The runoff was held on 13 June 2020. Hanza received 57% of votes against Bergman's 43% of votes and thus won the election. Hanza stated that he appreciates the support voters gave him and feels it as a big obligation. Bergman congratulated him on the result despite admitting disappointment. Hanza will hold the seat until Autumn 2024. Voter turnout in the second round was only 9%.

==Candidates==
- Zuzana Schwarz Bařtipánová (ANO 2011), Mayor of Bílina.
- Zdeněk Bergman (Senator 21), Headmaster of Teplice Grammar School.
- Oldřich Bubeniček (KSČM), Governor of Ústí nad Labem Region.
- Hynek Hanza (Civic Democratic Party), Mayor of Teplice.
- Bohumil Ježek (Freedom and Direct Democracy), member of Regional assembly.
- Zdeněk Pešek (Tricolour Citizens' Movement).
- Eugen Sigismund Freimann (Party of Common Sense).
- Jana Syslová (Mayors and Independents), Mayor of Hrobčice.
- Zbyněk Šimbera (Czech Social Democratic Party), Mayor of Duchcov.

===Withdrawn===
- Tomáš Tožička (Pirates), Journalist.

===Disqualified===
- Jan Vondrouš (Czech National Social Party)
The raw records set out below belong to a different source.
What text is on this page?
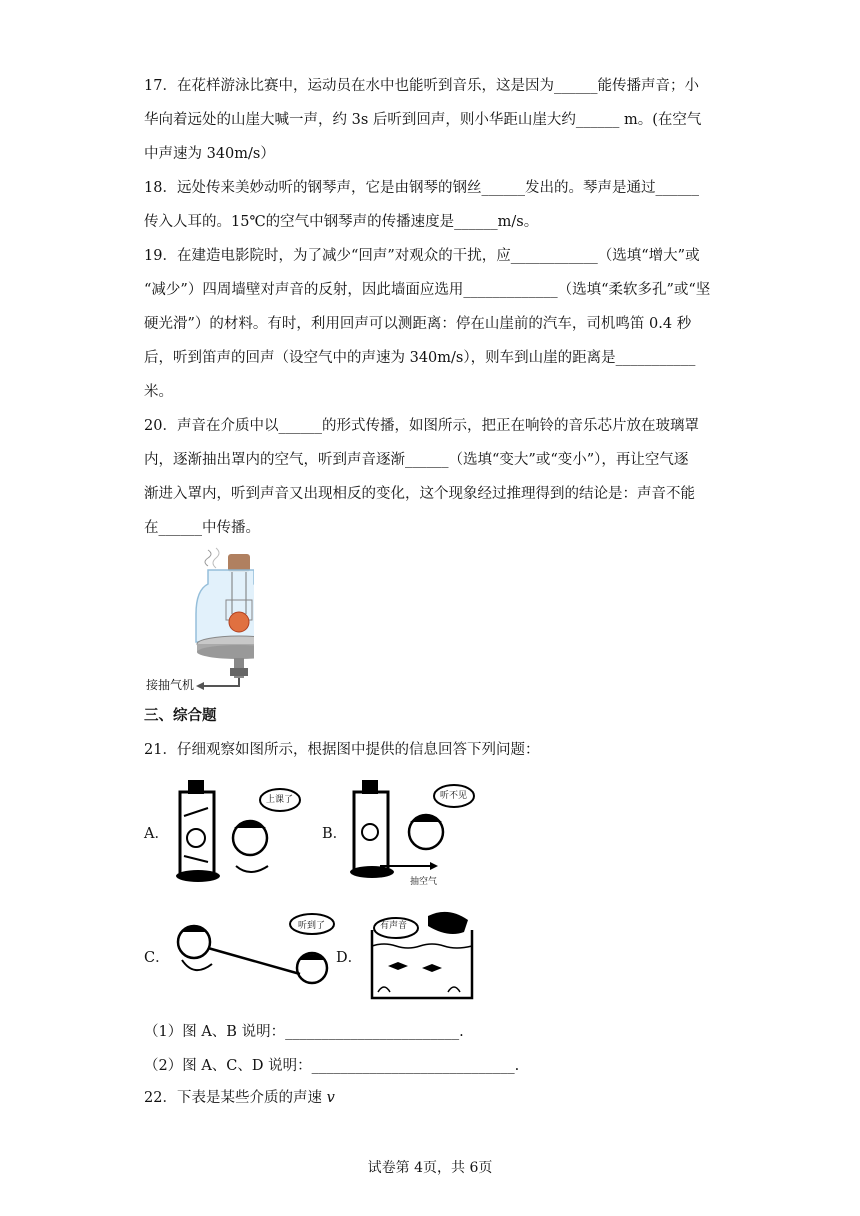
17．在花样游泳比赛中，运动员在水中也能听到音乐，这是因为______能传播声音；小
华向着远处的山崖大喊一声，约 3s 后听到回声，则小华距山崖大约______ m。(在空气
中声速为 340m/s）
18．远处传来美妙动听的钢琴声，它是由钢琴的钢丝______发出的。琴声是通过______
传入人耳的。15℃的空气中钢琴声的传播速度是______m/s。
19．在建造电影院时，为了减少“回声”对观众的干扰，应____________（选填“增大”或
“减少”）四周墙壁对声音的反射，因此墙面应选用_____________（选填“柔软多孔”或“坚
硬光滑”）的材料。有时，利用回声可以测距离：停在山崖前的汽车，司机鸣笛 0.4 秒
后，听到笛声的回声（设空气中的声速为 340m/s），则车到山崖的距离是___________
米。
20．声音在介质中以______的形式传播，如图所示，把正在响铃的音乐芯片放在玻璃罩
内，逐渐抽出罩内的空气，听到声音逐渐______（选填“变大”或“变小”），再让空气逐
渐进入罩内，听到声音又出现相反的变化，这个现象经过推理得到的结论是：声音不能
在______中传播。
接抽气机
三、综合题
21．仔细观察如图所示，根据图中提供的信息回答下列问题：
A．
上课了
B．
听不见
抽空气
C．
听到了
D．
有声音
（1）图 A、B 说明：________________________.
（2）图 A、C、D 说明：____________________________.
22．下表是某些介质的声速 v
试卷第 4页，共 6页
==Opinion polls and media surveys==

| Date | Agency | Hynek Hanza | Zdeněk Bergman | Jana Syslová | Oldřich Bubeníček | Zdeněk Pešek | Zuzana Schwarz Bařtipánová | Zbyněk Šimbera | Bohumil Ježek | Eugen Sigismund Freimann |
|---|---|---|---|---|---|---|---|---|---|---|
| 28 March 2019 | Teplický deník | 38.77 | 31.28 | 9.84 | 9.69 | 2.94 | 2.79 | 2.64 | 1.47 | 0.59 |

==Results==

| Candidate |  | Party | 1st round |  | 2nd round |  |
|  | Hynek Hanza | Civic Democratic Party | 4663 | 29.73% | 5,302 | 57.17% |
|  | Zdeněk Bergman | Senator 21 | 3475 | 22.15% | 3,972 | 42.83% |
|  | Oldřich Bubeniček | Communist Party of Bohemia and Moravia | 2567 | 16.36% |  |  |
|  | Zuzana Schwarz Bařtipánová | ANO 2011 | 1535 | 9.78% |
|  | Jana Syslová | Mayors and Independents | 1055 | 6.72% |
|  | Zbyněk Šimbera | Czech Social Democratic Party | 913 | 5.82% |
|  | Bohumil Ježek | Freedom and Direct Democracy | 765 | 4.87% |
|  | Zdeněk Pešek | Tricolour Citizens' Movement | 551 | 3.51% |
|  | Eugen Sigismund Freimann | Party of Common Sense | 160 | 1.02% |
| Total valid votes |  |  | 15684 | 98.68% |  |  |
| Invalid votes |  |  |  | 1.32% |  |  |
| Total |  |  | 15908 |  |  |  |
| Registered voters/turnout |  |  | 100,725 | 15.79% | 100,834 | 9.26% |
Source:Czech Statistical Bureau

==Aftermath==
Hanza was elected to become the Senator for the rest of Kubera's term which would expire in 2024. Hanza was sworn in office on 22 July 2020 and became 19th Member of the Civic Democratic Party Senate Caucus. Hanza joined Senate Committee on Spatial Development, Public Administration and the Environment.